After decades of protests against what would be the world's third largest hydroelectric facility, Brazilian officials finally approved construction on the controversial dam at Belo Monte just one month ago -- but hope is not lost for the communities and ecosystem the project threatens to destroy. Late last week, a federal judge blocked the plan, citing the need for further study to resolve some outstanding environmental concerns.A report from The Latin American Times offer more details on the judge's ruling:
Friday's ruling also bans the transferral of funds to the construction companies involved by the state-run BNDES development bank, which is to provide 80 percent of the financing, the court in the northern state of Para, the site of the dam, said in a statement.
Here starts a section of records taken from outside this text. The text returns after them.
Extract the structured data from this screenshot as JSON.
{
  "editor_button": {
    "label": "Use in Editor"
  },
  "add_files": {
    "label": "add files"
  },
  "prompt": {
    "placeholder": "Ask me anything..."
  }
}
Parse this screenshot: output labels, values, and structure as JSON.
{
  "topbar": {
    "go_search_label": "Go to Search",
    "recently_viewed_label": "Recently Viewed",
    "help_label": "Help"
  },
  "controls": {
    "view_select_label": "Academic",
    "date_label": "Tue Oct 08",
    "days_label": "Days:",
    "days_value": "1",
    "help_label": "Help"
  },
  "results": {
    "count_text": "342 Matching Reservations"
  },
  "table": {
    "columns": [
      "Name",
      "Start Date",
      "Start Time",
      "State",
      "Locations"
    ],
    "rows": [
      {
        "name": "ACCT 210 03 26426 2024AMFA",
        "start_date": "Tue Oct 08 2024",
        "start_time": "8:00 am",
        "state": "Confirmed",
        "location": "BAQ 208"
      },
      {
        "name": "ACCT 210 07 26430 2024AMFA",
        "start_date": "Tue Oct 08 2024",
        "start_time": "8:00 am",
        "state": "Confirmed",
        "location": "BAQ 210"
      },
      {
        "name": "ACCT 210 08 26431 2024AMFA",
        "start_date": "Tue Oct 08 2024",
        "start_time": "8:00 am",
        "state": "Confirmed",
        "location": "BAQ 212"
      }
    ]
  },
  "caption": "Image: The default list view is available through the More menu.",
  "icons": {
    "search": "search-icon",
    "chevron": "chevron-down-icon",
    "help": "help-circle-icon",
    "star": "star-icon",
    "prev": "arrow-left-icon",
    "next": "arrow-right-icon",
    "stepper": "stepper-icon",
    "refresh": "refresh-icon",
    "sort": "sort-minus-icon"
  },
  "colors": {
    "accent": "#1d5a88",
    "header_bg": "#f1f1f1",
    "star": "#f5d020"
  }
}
Judge Ronald Desterro ruled that the Brazilian Environment and Natural Resources Institute, or Ibama, granted the initial license on Jan. 26 without ensuring that 29 conditions had been met and without the Brazilian state-owned electricity distributor Companhia Hidro Eletrica do Sao Francisco having provided information on another 33 questions which it was required to answer.
Among the conditions that have not been met are measures to guarantee the navigability of the rivers in the region, support programs for the affected Indian populations and plans for restoring areas that become deteriorated.
Plans for constructing the 11,233 MW dam at Belo Monte has been met with heated opposition from indigenous and environmental groups both inside and outside of Brazil. If the project completed, some 121,600 acres of rainforest will be destroyed, and the tens of thousands of mostly indigenous peoples will be forced to relocate.
In contrast, for Brazil's newly elected President Dilma, the dam signals an important step towards producing cheap and renewable electricity, which could offer enough energy to power an estimated 23 million homes and help drive development in the region.